Telehealth-Specific Guidance for Pennsylvania Patients

Pennsylvania's telehealth prescribing law, codified under Act 44 of 2024, explicitly permits electronic prescriptions for non-controlled medications (including insulin) following a telehealth evaluation that meets the standard of care [5]. No prior in-person visit is required for Tresiba prescribing via telehealth in Pennsylvania.

The Pennsylvania Medical Society and the Pennsylvania Telehealth Collaborative support asynchronous-plus-synchronous care models for diabetes management, provided the prescriber reviews lab data and conducts a real-time or near-real-time patient interaction [5]. Video visits are preferred; audio-only visits are permitted when video is not available to the patient, consistent with federal telehealth flexibilities extended through 2025 [16].

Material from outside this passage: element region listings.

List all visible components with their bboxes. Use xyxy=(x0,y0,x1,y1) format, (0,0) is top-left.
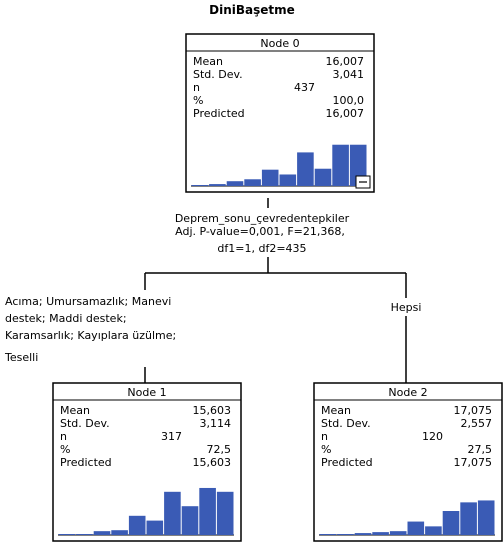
stat-value: 15,603 xyxy=(193,456,232,469)
histogram-bar xyxy=(209,184,226,186)
stat-value: 2,557 xyxy=(461,417,493,430)
stat-value: 16,007 xyxy=(326,55,365,68)
stat-value: 3,041 xyxy=(333,68,365,81)
stat-value: 437 xyxy=(294,81,315,94)
histogram-bar xyxy=(216,491,234,535)
split-stats-line1: Adj. P-value=0,001, F=21,368, xyxy=(175,225,345,238)
stat-label: Std. Dev. xyxy=(60,417,110,430)
left-branch-label-line2: destek; Maddi destek; xyxy=(5,312,127,325)
histogram-bar xyxy=(226,181,244,186)
histogram-bar xyxy=(314,168,332,186)
histogram-bar xyxy=(389,531,407,535)
histogram-bar xyxy=(199,487,216,535)
histogram-bar xyxy=(319,534,337,535)
left-branch-label-line4: Teselli xyxy=(4,351,38,364)
stat-value: 27,5 xyxy=(468,443,493,456)
stat-label: Mean xyxy=(60,404,90,417)
node-0[interactable]: Node 0 Mean 16,007 Std. Dev. 3,041 n 437% 100,0… xyxy=(185,33,375,193)
histogram-bar xyxy=(477,500,495,535)
stat-label: Std. Dev. xyxy=(321,417,371,430)
stat-label: n xyxy=(60,430,67,443)
stat-label: Mean xyxy=(321,404,351,417)
left-branch-label-line1: Acıma; Umursamazlık; Manevi xyxy=(5,295,171,308)
stat-value: 17,075 xyxy=(454,404,493,417)
stat-label: % xyxy=(193,94,203,107)
stat-label: Predicted xyxy=(60,456,112,469)
histogram-bar xyxy=(407,521,425,535)
stat-value: 17,075 xyxy=(454,456,493,469)
histogram-bar xyxy=(332,144,349,186)
histogram-bar xyxy=(372,532,389,535)
histogram-bar xyxy=(181,506,199,535)
histogram-bar xyxy=(76,534,93,535)
stat-value: 100,0 xyxy=(333,94,365,107)
histogram-bar xyxy=(111,530,128,535)
stat-label: n xyxy=(193,81,200,94)
stat-label: Std. Dev. xyxy=(193,68,243,81)
histogram-bar xyxy=(191,185,209,186)
node-title: Node 0 xyxy=(260,37,299,50)
histogram-bar xyxy=(93,531,111,535)
node-1[interactable]: Node 1 Mean 15,603 Std. Dev. 3,114 n 317% 72,5 P… xyxy=(52,382,242,542)
histogram-bar xyxy=(146,520,164,535)
histogram-bar xyxy=(128,515,146,535)
stat-value: 72,5 xyxy=(207,443,232,456)
stat-value: 120 xyxy=(422,430,443,443)
stat-label: Mean xyxy=(193,55,223,68)
histogram-bar xyxy=(337,534,354,535)
stat-value: 3,114 xyxy=(200,417,232,430)
histogram-bar xyxy=(244,179,261,186)
stat-label: Predicted xyxy=(321,456,373,469)
node-title: Node 1 xyxy=(127,386,166,399)
histogram-bar xyxy=(354,533,372,535)
stat-label: Predicted xyxy=(193,107,245,120)
minus-icon[interactable] xyxy=(355,175,371,189)
tree-nodes: Node 0 Mean 16,007 Std. Dev. 3,041 n 437% 100,0… xyxy=(52,33,503,542)
histogram-bar xyxy=(279,174,297,186)
stat-value: 16,007 xyxy=(326,107,365,120)
split-variable: Deprem_sonu_çevredentepkiler xyxy=(175,212,350,225)
stat-label: % xyxy=(60,443,70,456)
stat-value: 15,603 xyxy=(193,404,232,417)
histogram-bar xyxy=(261,169,279,186)
histogram-bar xyxy=(164,491,181,535)
split-stats-line2: df1=1, df2=435 xyxy=(217,242,306,255)
stat-label: % xyxy=(321,443,331,456)
left-branch-label-line3: Karamsarlık; Kayıplara üzülme; xyxy=(5,329,176,342)
right-branch-label: Hepsi xyxy=(391,301,422,314)
node-title: Node 2 xyxy=(388,386,427,399)
histogram-bar xyxy=(297,152,314,186)
histogram-bar xyxy=(460,502,477,535)
histogram-bar xyxy=(442,511,460,535)
histogram-bar xyxy=(425,526,442,535)
tree-title: DiniBaşetme xyxy=(209,3,295,17)
stat-value: 317 xyxy=(161,430,182,443)
node-2[interactable]: Node 2 Mean 17,075 Std. Dev. 2,557 n 120% 27,5 P… xyxy=(313,382,503,542)
stat-label: n xyxy=(321,430,328,443)
histogram-bar xyxy=(58,534,76,535)
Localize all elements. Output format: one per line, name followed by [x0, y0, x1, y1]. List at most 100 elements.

Patients in rural Pennsylvania counties (Centre, Clinton, Cameron, McKean, Potter, Sullivan, and Tioga counties have among the lowest endocrinologist-per-capita ratios in the state) benefit most from telehealth-based Tresiba access. A 2023 CDC analysis found that rural Pennsylvania adults with diabetes were 22% less likely to see a specialist compared with urban counterparts, largely driven by distance and transportation barriers [17].